Мальчишка сердито отстранил его с дороги и перешагнул через порог. Оцепеневшая Гвендолин получила от Когана тычок под ребра и едва не врезалась Айхе в спину.

– Чувствуешь запах? – Коган стиснул ее локоть. – Здесь даже стены пропитаны кровью. Это обитель самого мерзостного создания, какое только может появиться на свет. Ну, или во тьму…

– Замолчи, – оборвал его Айхе, заметив, как девочку колотит от ужаса.

Коган скривил губы, однако продолжил:

– Не время сейчас для кормежки, так что тварь может заниматься чем угодно. Я же ее только на полчасика привязываю, так сказать, особыми чарами. А сейчас у меня их нет. Поэтому, – он с усилием приподнял прислоненное к стене копье и указал Гвендолин на вторую дверь в дальнем конце черного тоннеля, – ступай одна.

– Я провожу, – решительно заявил Айхе, хотя у него самого на лбу выступила испарина.

– Но вам туда нельзя! – запротестовал Коган. – Тварь сожрет вас с потрохами!

– Ни разу ее не видел, полюбуюсь, – Айхе бесстрашно зашагал по тоннелю.

– Уж не вздумал ли ты меня дурачить? – внезапно прошелестел над головами призрачный женский голос.

Айхе застыл.

Коган вжался в стену:

– Г-госпожа Кагайя?

– Отойди от двери, Айхе, не морочь никому голову. Запугать Левиафана, наложить на него заклятие ужаса – с какого отчаяния ты до этого додумался?!
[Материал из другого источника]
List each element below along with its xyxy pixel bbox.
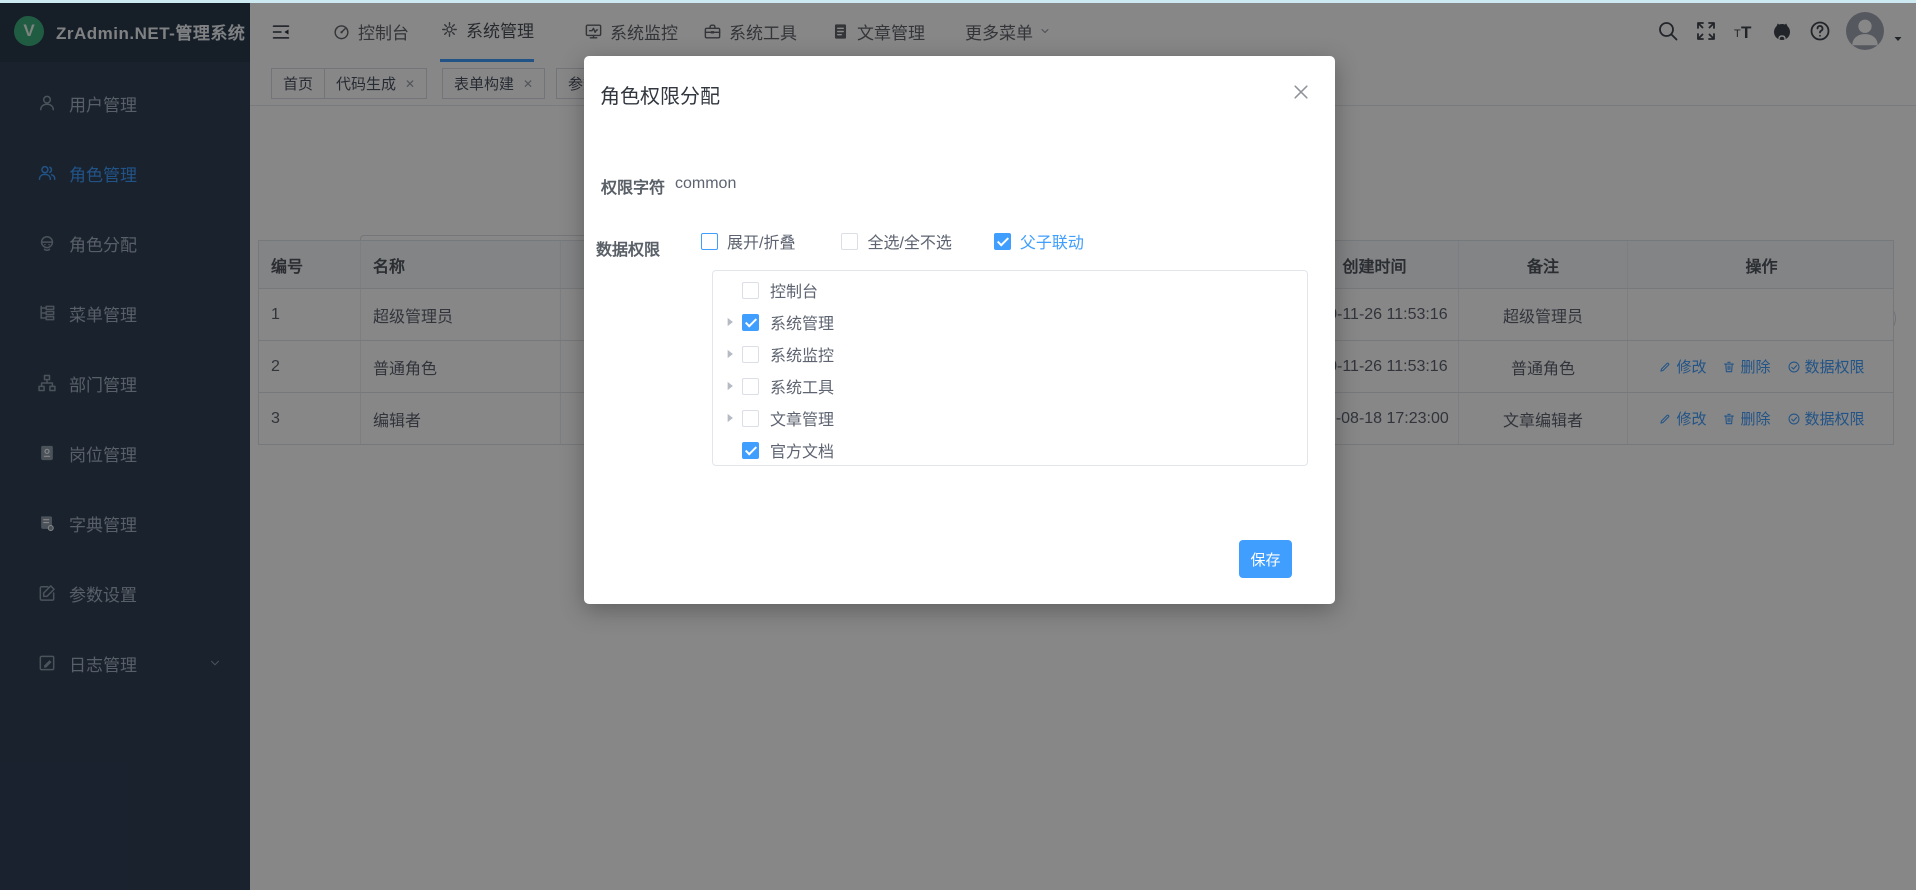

Колдунья подслушивала на лестнице?! Или умела читать мысли?

– Ты хоть представляешь, на что способен ополоумевший от страха Левиафан? – шелестящий голос вкрадывался в уши, в голову. – Он разорвет вас всех на куски.

– Не понимаю, о чем вы! – крикнул Айхе.

– Тише, тише, мой мальчик. Хватит лгать. Не разочаровывай меня сильнее, чем уже разочаровал. Оставь девчонку в гроте и возвращайся, и я, быть может, смягчу твое наказание. Хоть ты и заслуживаешь хорошую порку.
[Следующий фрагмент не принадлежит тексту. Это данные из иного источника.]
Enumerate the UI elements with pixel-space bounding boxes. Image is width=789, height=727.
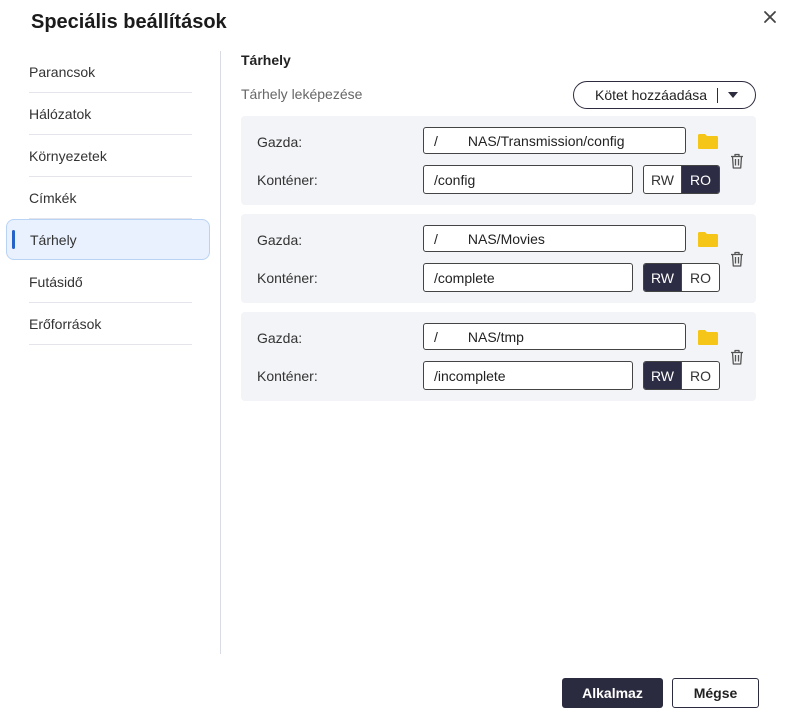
host-label: Gazda: xyxy=(257,330,303,346)
masked-segment xyxy=(437,329,468,344)
host-path-input[interactable]: / NAS/tmp xyxy=(423,323,686,350)
sidebar-item-commands[interactable]: Parancsok xyxy=(6,51,210,93)
storage-mapping-label: Tárhely leképezése xyxy=(241,86,363,102)
trash-icon[interactable] xyxy=(728,348,746,366)
folder-icon[interactable] xyxy=(697,133,719,150)
folder-icon[interactable] xyxy=(697,231,719,248)
sidebar-nav: Parancsok Hálózatok Környezetek Címkék T… xyxy=(6,51,210,345)
sidebar-item-label: Tárhely xyxy=(30,231,77,248)
container-label: Konténer: xyxy=(257,172,318,188)
ro-button[interactable]: RO xyxy=(682,166,719,193)
add-volume-label: Kötet hozzáadása xyxy=(595,87,708,103)
close-icon[interactable] xyxy=(760,7,780,27)
sidebar-item-resources[interactable]: Erőforrások xyxy=(6,303,210,345)
caret-down-icon[interactable] xyxy=(728,92,738,98)
access-mode-toggle: RW RO xyxy=(643,165,720,194)
access-mode-toggle: RW RO xyxy=(643,263,720,292)
volume-card: Gazda: / NAS/Transmission/config Konténe… xyxy=(241,116,756,205)
rw-button[interactable]: RW xyxy=(644,166,682,193)
sidebar-item-environments[interactable]: Környezetek xyxy=(6,135,210,177)
trash-icon[interactable] xyxy=(728,250,746,268)
container-label: Konténer: xyxy=(257,270,318,286)
sidebar-item-label: Címkék xyxy=(29,189,77,206)
dialog-title: Speciális beállítások xyxy=(31,11,227,33)
container-path-input[interactable]: /incomplete xyxy=(423,361,633,390)
active-indicator xyxy=(12,230,15,249)
access-mode-toggle: RW RO xyxy=(643,361,720,390)
apply-button[interactable]: Alkalmaz xyxy=(562,678,663,708)
sidebar-item-label: Futásidő xyxy=(29,273,83,290)
host-path-text: NAS/Transmission/config xyxy=(467,132,625,149)
host-path-text: NAS/tmp xyxy=(467,328,524,345)
masked-segment xyxy=(437,231,468,246)
sidebar-item-label: Környezetek xyxy=(29,147,107,164)
sidebar-item-label: Erőforrások xyxy=(29,315,102,332)
ro-button[interactable]: RO xyxy=(682,264,719,291)
ro-button[interactable]: RO xyxy=(682,362,719,389)
trash-icon[interactable] xyxy=(728,152,746,170)
host-label: Gazda: xyxy=(257,232,303,248)
host-label: Gazda: xyxy=(257,134,303,150)
host-path-input[interactable]: / NAS/Transmission/config xyxy=(423,127,686,154)
sidebar-item-label: Hálózatok xyxy=(29,105,92,122)
sidebar-item-runtime[interactable]: Futásidő xyxy=(6,261,210,303)
sidebar-item-storage[interactable]: Tárhely xyxy=(6,219,210,260)
button-separator xyxy=(717,88,718,103)
add-volume-button[interactable]: Kötet hozzáadása xyxy=(573,81,756,109)
vertical-divider xyxy=(220,51,221,654)
section-title: Tárhely xyxy=(241,52,291,68)
volume-card: Gazda: / NAS/Movies Konténer: /complete … xyxy=(241,214,756,303)
container-path-input[interactable]: /config xyxy=(423,165,633,194)
container-path-input[interactable]: /complete xyxy=(423,263,633,292)
masked-segment xyxy=(437,133,468,148)
sidebar-item-labels[interactable]: Címkék xyxy=(6,177,210,219)
volume-card: Gazda: / NAS/tmp Konténer: /incomplete R… xyxy=(241,312,756,401)
folder-icon[interactable] xyxy=(697,329,719,346)
sidebar-item-networks[interactable]: Hálózatok xyxy=(6,93,210,135)
host-path-input[interactable]: / NAS/Movies xyxy=(423,225,686,252)
host-path-text: NAS/Movies xyxy=(467,230,545,247)
cancel-button[interactable]: Mégse xyxy=(672,678,759,708)
container-label: Konténer: xyxy=(257,368,318,384)
rw-button[interactable]: RW xyxy=(644,362,682,389)
sidebar-item-label: Parancsok xyxy=(29,63,96,80)
rw-button[interactable]: RW xyxy=(644,264,682,291)
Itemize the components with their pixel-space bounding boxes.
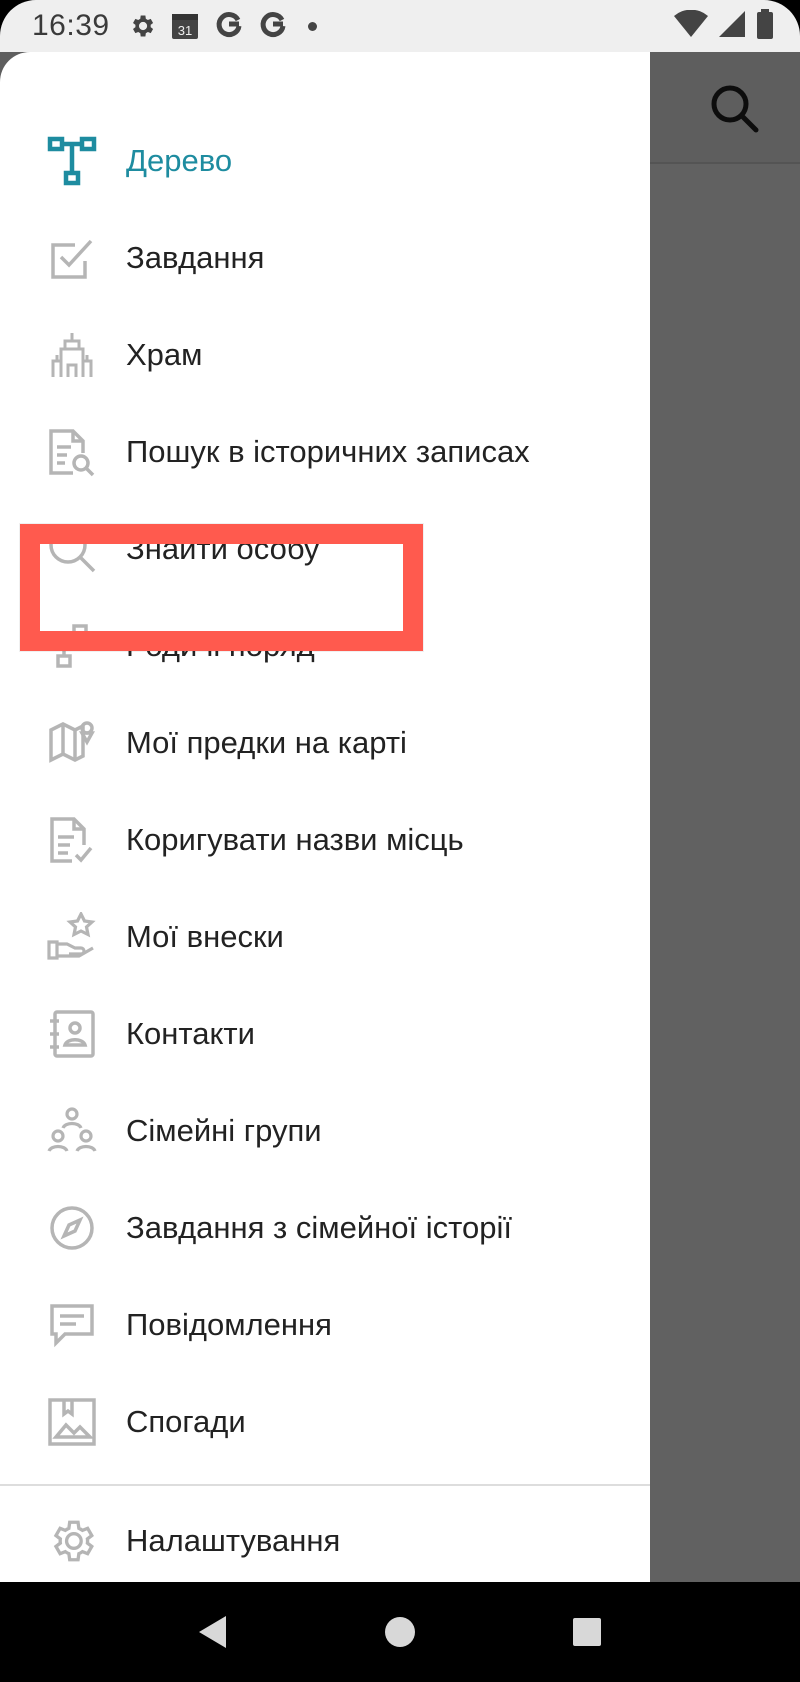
menu-item-tasks[interactable]: Завдання [0,209,650,306]
navigation-drawer: Дерево Завдання Храм Пошук в історичних … [0,52,650,1582]
menu-label: Завдання з сімейної історії [126,1209,512,1245]
dot-icon [307,21,317,31]
tasks-checkbox-icon [46,232,98,284]
menu-item-contributions[interactable]: Мої внески [0,888,650,985]
cell-signal-icon [718,10,746,43]
menu-label: Налаштування [126,1522,341,1558]
hand-star-icon [46,911,98,963]
menu-item-temple[interactable]: Храм [0,306,650,403]
menu-item-family-groups[interactable]: Сімейні групи [0,1082,650,1179]
contacts-book-icon [46,1008,98,1060]
memories-photo-icon [46,1396,98,1448]
compass-icon [46,1202,98,1254]
search-icon [46,523,98,575]
back-icon[interactable] [183,1602,243,1662]
temple-icon [46,329,98,381]
document-check-icon [46,814,98,866]
map-pin-icon [46,717,98,769]
google-icon [214,10,244,42]
menu-label: Пошук в історичних записах [126,433,530,469]
menu-item-memories[interactable]: Спогади [0,1373,650,1470]
wifi-icon [674,9,708,43]
status-time: 16:39 [32,9,110,42]
menu-item-fix-place-names[interactable]: Коригувати назви місць [0,791,650,888]
menu-item-relatives-nearby[interactable]: Родичі поряд [0,597,650,694]
status-right-icons [674,8,774,44]
menu-label: Знайти особу [126,530,320,566]
menu-label: Спогади [126,1403,246,1439]
drawer-menu: Дерево Завдання Храм Пошук в історичних … [0,112,650,1470]
home-icon[interactable] [370,1602,430,1662]
status-bar: 16:39 31 [0,0,800,52]
settings-row[interactable]: Налаштування [0,1492,650,1589]
menu-label: Сімейні групи [126,1112,322,1148]
message-icon [46,1299,98,1351]
menu-item-contacts[interactable]: Контакти [0,985,650,1082]
menu-label: Мої внески [126,918,284,954]
menu-item-family-history-tasks[interactable]: Завдання з сімейної історії [0,1179,650,1276]
menu-label: Контакти [126,1015,255,1051]
relatives-nearby-icon [46,620,98,672]
recents-icon[interactable] [557,1602,617,1662]
menu-label: Мої предки на карті [126,724,407,760]
drawer-divider [0,1484,650,1486]
calendar-day: 31 [177,23,191,38]
menu-label: Храм [126,336,203,372]
google-icon [258,10,288,42]
family-group-icon [46,1105,98,1157]
menu-label: Дерево [126,142,233,178]
menu-label: Коригувати назви місць [126,821,464,857]
calendar-icon: 31 [170,10,200,42]
menu-item-tree[interactable]: Дерево [0,112,650,209]
menu-item-messages[interactable]: Повідомлення [0,1276,650,1373]
menu-item-ancestors-map[interactable]: Мої предки на карті [0,694,650,791]
menu-label: Повідомлення [126,1306,332,1342]
phone-screen: 16:39 31 Дерево Завдання Храм Пошук в іс… [0,0,800,1682]
gear-icon [128,10,156,42]
android-nav-bar [0,1582,800,1682]
menu-label: Завдання [126,239,265,275]
tree-icon [46,135,98,187]
gear-icon [46,1515,98,1567]
battery-icon [756,8,774,44]
menu-item-find-person[interactable]: Знайти особу [0,500,650,597]
menu-item-records-search[interactable]: Пошук в історичних записах [0,403,650,500]
records-search-icon [46,426,98,478]
menu-item-settings[interactable]: Налаштування [0,1492,650,1589]
menu-label: Родичі поряд [126,627,315,663]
– Господин Айхе, – обливаясь потом, Коган вперил безумный взгляд в дверь. – Нам бы лучше убраться подобру-поздорову. Слышите?

Воцарилась зыбкая тишина, которую нарушало лишь тяжелое дыханием насмерть перепуганного Когана. И действительно: с той стороны двери что-то еле слышно скреблось.

– Левиафан проснулся и хочет есть, – промурлыкала Кагайя. – Не будем ему мешать. Жду тебя в кабинете через пять минут, Айхе. Гляди, не подведи меня снова.

Голос иссяк, словно в песочных часах осыпались последние крупинки, и Гвендолин стало слышно, как кровь шумит в ушах.

– Что ж, раз теперь все равно, – Айхе обернулся к ней и решительно вскинул над головой руки. Ладони полыхнули знакомой волшебной синевой. Слова загорелись на губах и уже почти оформились в заклинание, почти сорвались…

– А ну без фокусов! – грянуло со всех сторон. – Проклятый мальчишка! Забыл, кому подчиняешься? Забыл, кому служишь?

Айхе захрипел и согнулся пополам, схватившись за живот. Свет вокруг ладоней потух, с открытых губ слетела капля крови и ударилась о землю. Гвендолин закричала, рванулась к мальчику, протянула руки, но невидимая сила уперлась в грудь, едва не вышибив дух, и отшвырнула к дальней стене. Обитая железом дверь распахнулась, и, уже проваливаясь в глубокую черноту, захлебываясь болью, Гвендолин увидела, как у Айхе подломились колени, и он с вывернутыми в воздухе руками бухнулся на пол.

Дверь с лязгом захлопнулась.

Громкий всплеск – Гвендолин с головой погрузилась в ледяную воду. Тело словно обварило кипятком. От хлынувшей в горло воды легкие ошпарила острая, жгучая боль. Гвендолин забарахталась, не понимая, где верх, где низ.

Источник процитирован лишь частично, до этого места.